3. Tamu Kecil

6.3K 547 33
                                    

Pagi minggu Jordan kali ini di sambut dengan suara cempreng yang berasal dari tetangga kecilnya. Sejak sepuluh menit yang lalu, Jordan sudah mendengar samar-samar ada seseorang yang memanggil nama Lava, semakin di dengar, suara itu seolah semakin mendekat.

Jordan dengan kesabarannya yang sudah terlatih memutuskan untuk melihat keluar. Betapa terkejutnya Jordan saat melihat sosok kecil yang masih terbalut piyama tidur itu sudah duduk manis di atas pagar tembok yang membatasi area rumah mereka.

"Astaga, Viel! Ngapain kamu manjat manjat? Siapa yang naikin?" tanya Jordan seraya menyambut tubuh kecil yang sudah merentangkan tangannya minta di turunkan.

Kaviel tertawa tanpa rasa bersalah, "Abang San, dia yang taruh aku di atas."

Jordan menggelengkan kepalanya heran, bagaimana bisa Sanja membiarkan adiknya berada di ketinggian seperti itu tanpa di dampingi siapapun.

"Om, aku mau main."

"Udah pamit sama Bunda?" tanya Jordan seraya menggiring bocah kecil itu untuk memasuki rumahnya. Sampai di dalam, terlihat Lava yang juga baru saja turun, masih berada di pertengahan anak tangga.

Kaviel mengangguk untuk menjawab pertanyaan Jordan. Tangan kecilnya dengan heboh melambai-lambai pada Lava yang menatap mereka dengan bingung. Jordan yang melihat itu hanya tertawa pelan, anak ini jelas terlihat hiperaktif.

"Udah sarapan belum? Om abis masak ayam goreng tuh," ucap Jordan seraya menatap kedua anak kecil ini bergantian.

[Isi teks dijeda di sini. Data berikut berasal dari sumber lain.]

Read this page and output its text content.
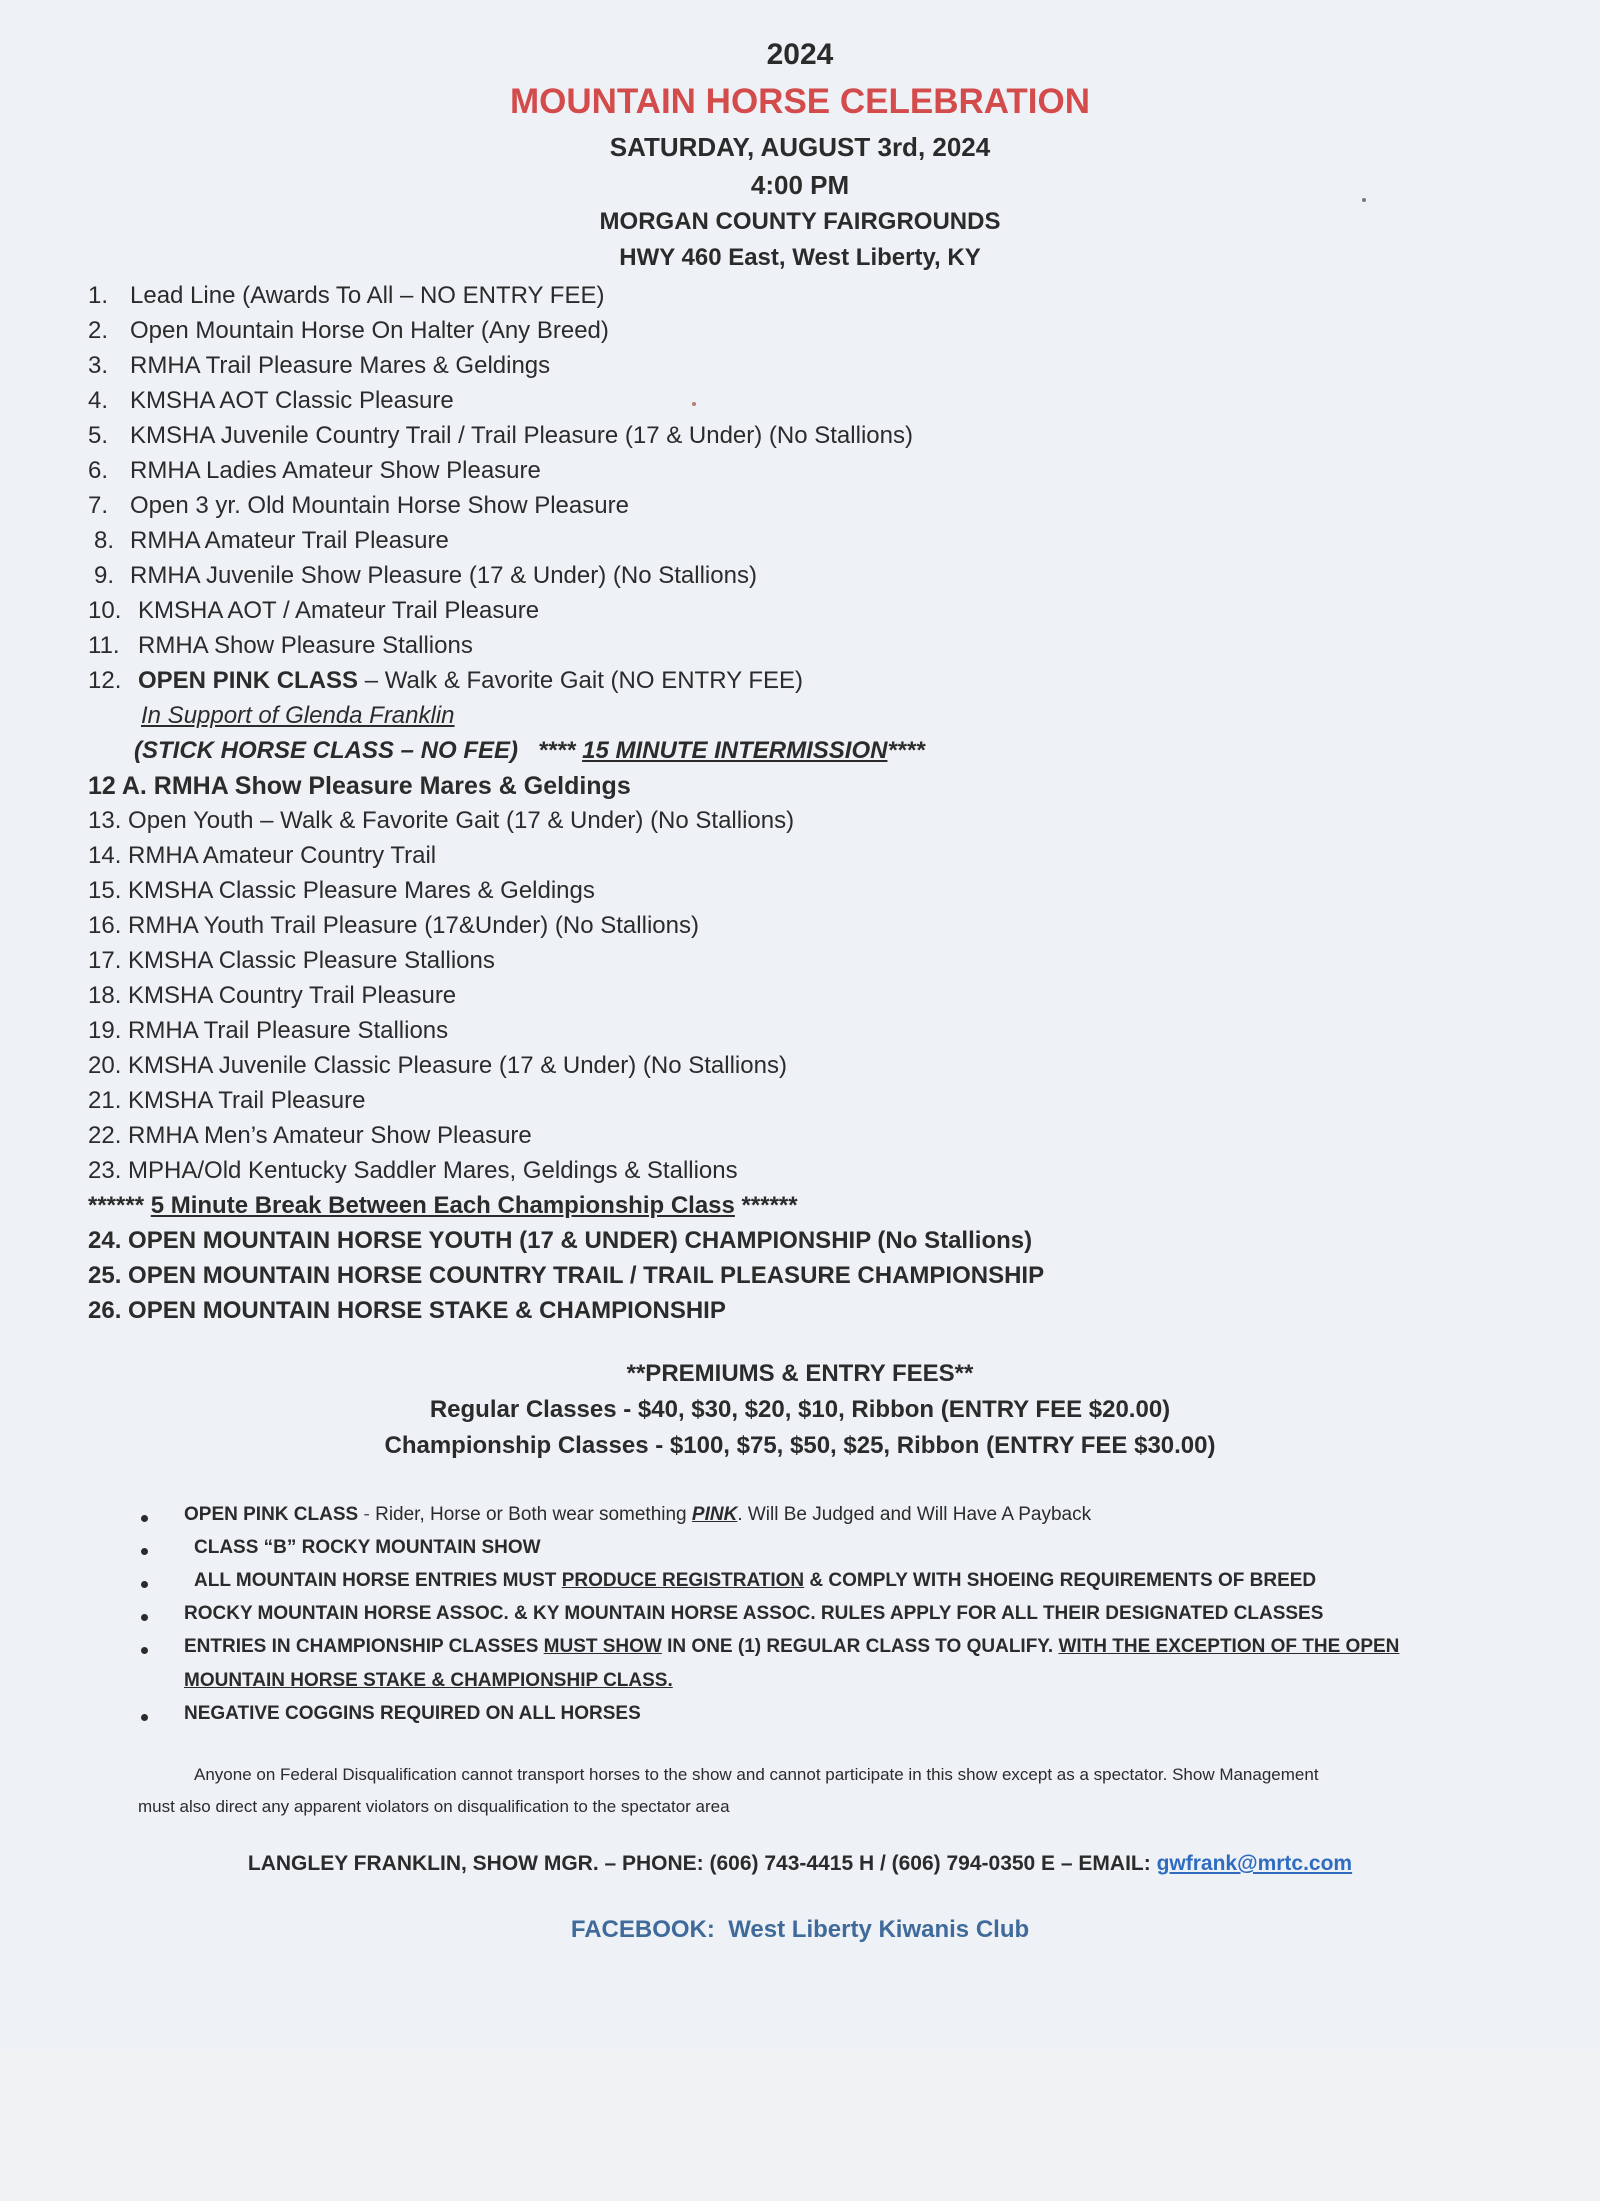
2024
MOUNTAIN HORSE CELEBRATION
SATURDAY, AUGUST 3rd, 2024
4:00 PM
MORGAN COUNTY FAIRGROUNDS
HWY 460 East, West Liberty, KY
1. Lead Line (Awards To All – NO ENTRY FEE)
2. Open Mountain Horse On Halter (Any Breed)
3. RMHA Trail Pleasure Mares & Geldings
4. KMSHA AOT Classic Pleasure
5. KMSHA Juvenile Country Trail / Trail Pleasure (17 & Under) (No Stallions)
6. RMHA Ladies Amateur Show Pleasure
7. Open 3 yr. Old Mountain Horse Show Pleasure
8. RMHA Amateur Trail Pleasure
9. RMHA Juvenile Show Pleasure (17 & Under) (No Stallions)
10. KMSHA AOT / Amateur Trail Pleasure
11. RMHA Show Pleasure Stallions
12. OPEN PINK CLASS – Walk & Favorite Gait (NO ENTRY FEE)
In Support of Glenda Franklin
(STICK HORSE CLASS – NO FEE) **** 15 MINUTE INTERMISSION****
12 A. RMHA Show Pleasure Mares & Geldings
13. Open Youth – Walk & Favorite Gait (17 & Under) (No Stallions)
14. RMHA Amateur Country Trail
15. KMSHA Classic Pleasure Mares & Geldings
16. RMHA Youth Trail Pleasure (17&Under) (No Stallions)
17. KMSHA Classic Pleasure Stallions
18. KMSHA Country Trail Pleasure
19. RMHA Trail Pleasure Stallions
20. KMSHA Juvenile Classic Pleasure (17 & Under) (No Stallions)
21. KMSHA Trail Pleasure
22. RMHA Men’s Amateur Show Pleasure
23. MPHA/Old Kentucky Saddler Mares, Geldings & Stallions
****** 5 Minute Break Between Each Championship Class ******
24. OPEN MOUNTAIN HORSE YOUTH (17 & UNDER) CHAMPIONSHIP (No Stallions)
25. OPEN MOUNTAIN HORSE COUNTRY TRAIL / TRAIL PLEASURE CHAMPIONSHIP
26. OPEN MOUNTAIN HORSE STAKE & CHAMPIONSHIP
**PREMIUMS & ENTRY FEES**
Regular Classes - $40, $30, $20, $10, Ribbon (ENTRY FEE $20.00)
Championship Classes - $100, $75, $50, $25, Ribbon (ENTRY FEE $30.00)
OPEN PINK CLASS - Rider, Horse or Both wear something PINK. Will Be Judged and Will Have A Payback
CLASS “B” ROCKY MOUNTAIN SHOW
ALL MOUNTAIN HORSE ENTRIES MUST PRODUCE REGISTRATION & COMPLY WITH SHOEING REQUIREMENTS OF BREED
ROCKY MOUNTAIN HORSE ASSOC. & KY MOUNTAIN HORSE ASSOC. RULES APPLY FOR ALL THEIR DESIGNATED CLASSES
ENTRIES IN CHAMPIONSHIP CLASSES MUST SHOW IN ONE (1) REGULAR CLASS TO QUALIFY. WITH THE EXCEPTION OF THE OPEN
MOUNTAIN HORSE STAKE & CHAMPIONSHIP CLASS.
NEGATIVE COGGINS REQUIRED ON ALL HORSES
Anyone on Federal Disqualification cannot transport horses to the show and cannot participate in this show except as a spectator. Show Management
must also direct any apparent violators on disqualification to the spectator area
LANGLEY FRANKLIN, SHOW MGR. – PHONE: (606) 743-4415 H / (606) 794-0350 E – EMAIL: gwfrank@mrtc.com
FACEBOOK: West Liberty Kiwanis Club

Kaviel yang tampak paling bersemangat, berbeda dengan Lava yang terlihat malu-malu karena kedatangan tamu di pagi hari. Jordan kembali menuntun mereka ke meja makan, jemarinya mengelus rambut Lava dengan penuh kasih sayang.

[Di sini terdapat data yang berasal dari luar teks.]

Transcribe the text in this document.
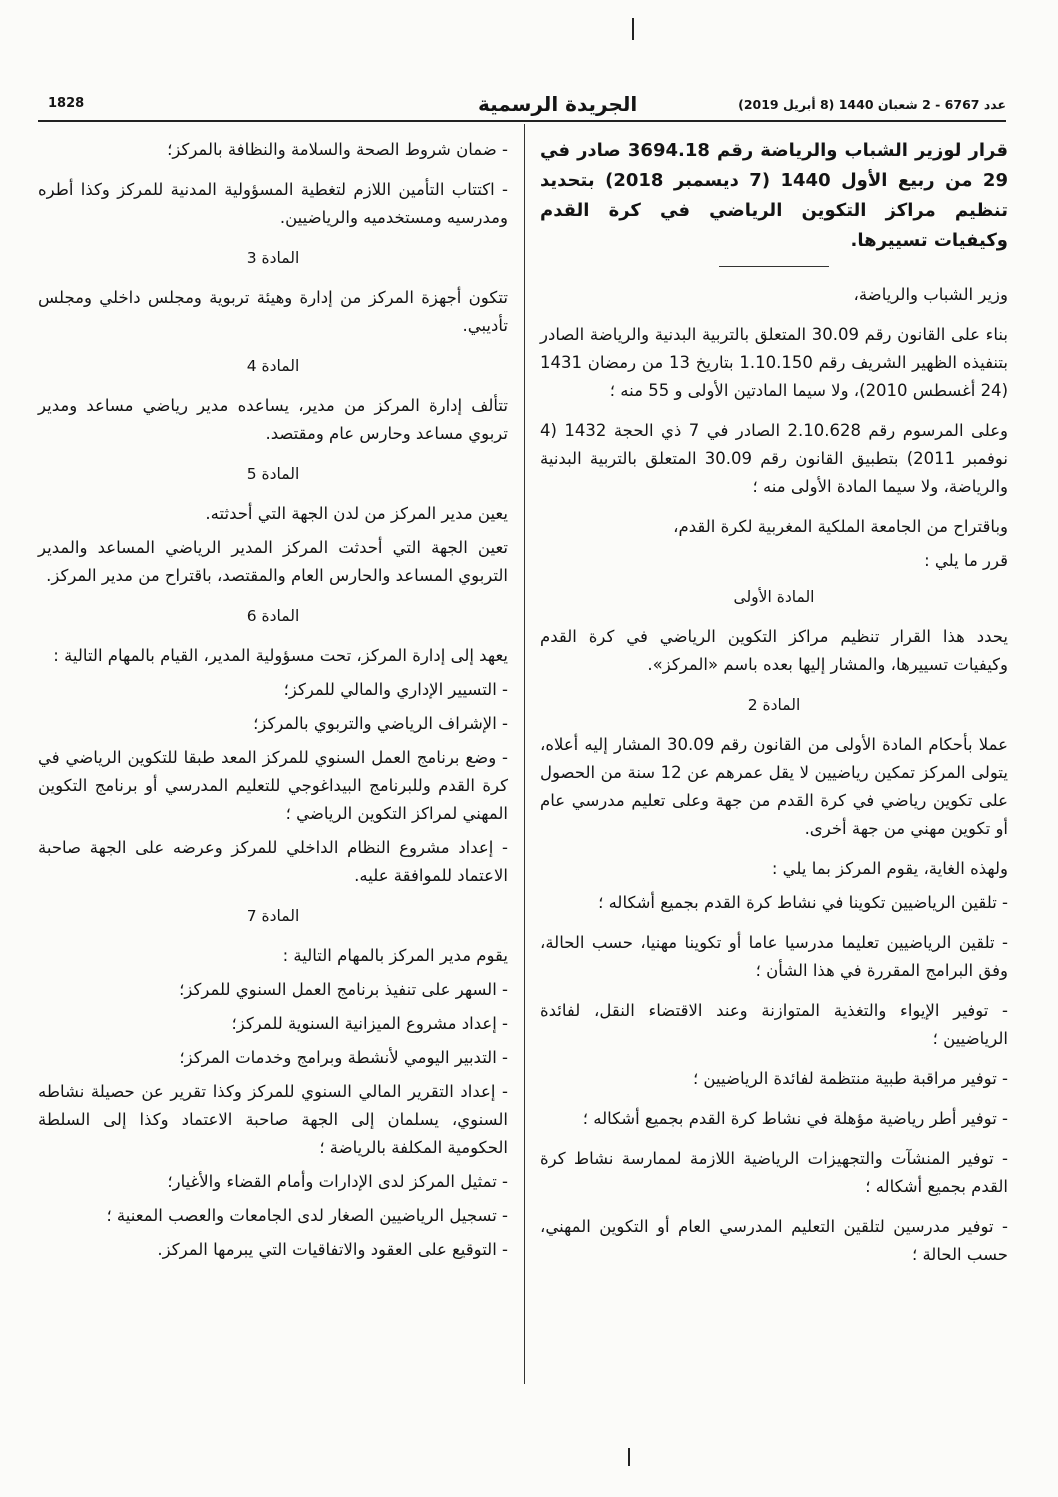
1828	الجريدة الرسمية	عدد 6767 - 2 شعبان 1440 (8 أبريل 2019)

قرار لوزير الشباب والرياضة رقم 3694.18 صادر في 29 من ربيع الأول 1440 (7 ديسمبر 2018) بتحديد تنظيم مراكز التكوين الرياضي في كرة القدم وكيفيات تسييرها.

وزير الشباب والرياضة،

بناء على القانون رقم 30.09 المتعلق بالتربية البدنية والرياضة الصادر بتنفيذه الظهير الشريف رقم 1.10.150 بتاريخ 13 من رمضان 1431 (24 أغسطس 2010)، ولا سيما المادتين الأولى و 55 منه ؛

وعلى المرسوم رقم 2.10.628 الصادر في 7 ذي الحجة 1432 (4 نوفمبر 2011) بتطبيق القانون رقم 30.09 المتعلق بالتربية البدنية والرياضة، ولا سيما المادة الأولى منه ؛

وباقتراح من الجامعة الملكية المغربية لكرة القدم،

قرر ما يلي :

المادة الأولى

يحدد هذا القرار تنظيم مراكز التكوين الرياضي في كرة القدم وكيفيات تسييرها، والمشار إليها بعده باسم «المركز».

المادة 2

عملا بأحكام المادة الأولى من القانون رقم 30.09 المشار إليه أعلاه، يتولى المركز تمكين رياضيين لا يقل عمرهم عن 12 سنة من الحصول على تكوين رياضي في كرة القدم من جهة وعلى تعليم مدرسي عام أو تكوين مهني من جهة أخرى.

ولهذه الغاية، يقوم المركز بما يلي :

- تلقين الرياضيين تكوينا في نشاط كرة القدم بجميع أشكاله ؛

- تلقين الرياضيين تعليما مدرسيا عاما أو تكوينا مهنيا، حسب الحالة، وفق البرامج المقررة في هذا الشأن ؛

- توفير الإيواء والتغذية المتوازنة وعند الاقتضاء النقل، لفائدة الرياضيين ؛

- توفير مراقبة طبية منتظمة لفائدة الرياضيين ؛

- توفير أطر رياضية مؤهلة في نشاط كرة القدم بجميع أشكاله ؛

- توفير المنشآت والتجهيزات الرياضية اللازمة لممارسة نشاط كرة القدم بجميع أشكاله ؛

- توفير مدرسين لتلقين التعليم المدرسي العام أو التكوين المهني، حسب الحالة ؛

- ضمان شروط الصحة والسلامة والنظافة بالمركز؛

- اكتتاب التأمين اللازم لتغطية المسؤولية المدنية للمركز وكذا أطره ومدرسيه ومستخدميه والرياضيين.

المادة 3

تتكون أجهزة المركز من إدارة وهيئة تربوية ومجلس داخلي ومجلس تأديبي.

المادة 4

تتألف إدارة المركز من مدير، يساعده مدير رياضي مساعد ومدير تربوي مساعد وحارس عام ومقتصد.

المادة 5

يعين مدير المركز من لدن الجهة التي أحدثته.

تعين الجهة التي أحدثت المركز المدير الرياضي المساعد والمدير التربوي المساعد والحارس العام والمقتصد، باقتراح من مدير المركز.

المادة 6

يعهد إلى إدارة المركز، تحت مسؤولية المدير، القيام بالمهام التالية :

- التسيير الإداري والمالي للمركز؛

- الإشراف الرياضي والتربوي بالمركز؛

- وضع برنامج العمل السنوي للمركز المعد طبقا للتكوين الرياضي في كرة القدم وللبرنامج البيداغوجي للتعليم المدرسي أو برنامج التكوين المهني لمراكز التكوين الرياضي ؛

- إعداد مشروع النظام الداخلي للمركز وعرضه على الجهة صاحبة الاعتماد للموافقة عليه.

المادة 7

يقوم مدير المركز بالمهام التالية :

- السهر على تنفيذ برنامج العمل السنوي للمركز؛

- إعداد مشروع الميزانية السنوية للمركز؛

- التدبير اليومي لأنشطة وبرامج وخدمات المركز؛

- إعداد التقرير المالي السنوي للمركز وكذا تقرير عن حصيلة نشاطه السنوي، يسلمان إلى الجهة صاحبة الاعتماد وكذا إلى السلطة الحكومية المكلفة بالرياضة ؛

- تمثيل المركز لدى الإدارات وأمام القضاء والأغيار؛

- تسجيل الرياضيين الصغار لدى الجامعات والعصب المعنية ؛

- التوقيع على العقود والاتفاقيات التي يبرمها المركز.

"Ava udah cuci muka, Nak?" tanya Jordan saat mereka tiba di meja makan.

"Sudah, Papa."

Bergantian, Jordan menaikan keduanya ke atas kursi. Menyajikannya sarapannya yang masih dengan menu menu sederhana, karena Jordan memang belum terlalu pandai memasak yang rumit-rumit.

"Ini Om yang masak?" tanya Kaviel kemudian menggigit paha ayam miliknya.

Jordan mengangguk pelan, "Kenapa?"

"Enak, nggak kayak makanan buatan Bang Sanja, pahit mana hitam. Jelek kayak yang buat," jelas Kaviel tanpa mengalihkan pandangannya dari piring.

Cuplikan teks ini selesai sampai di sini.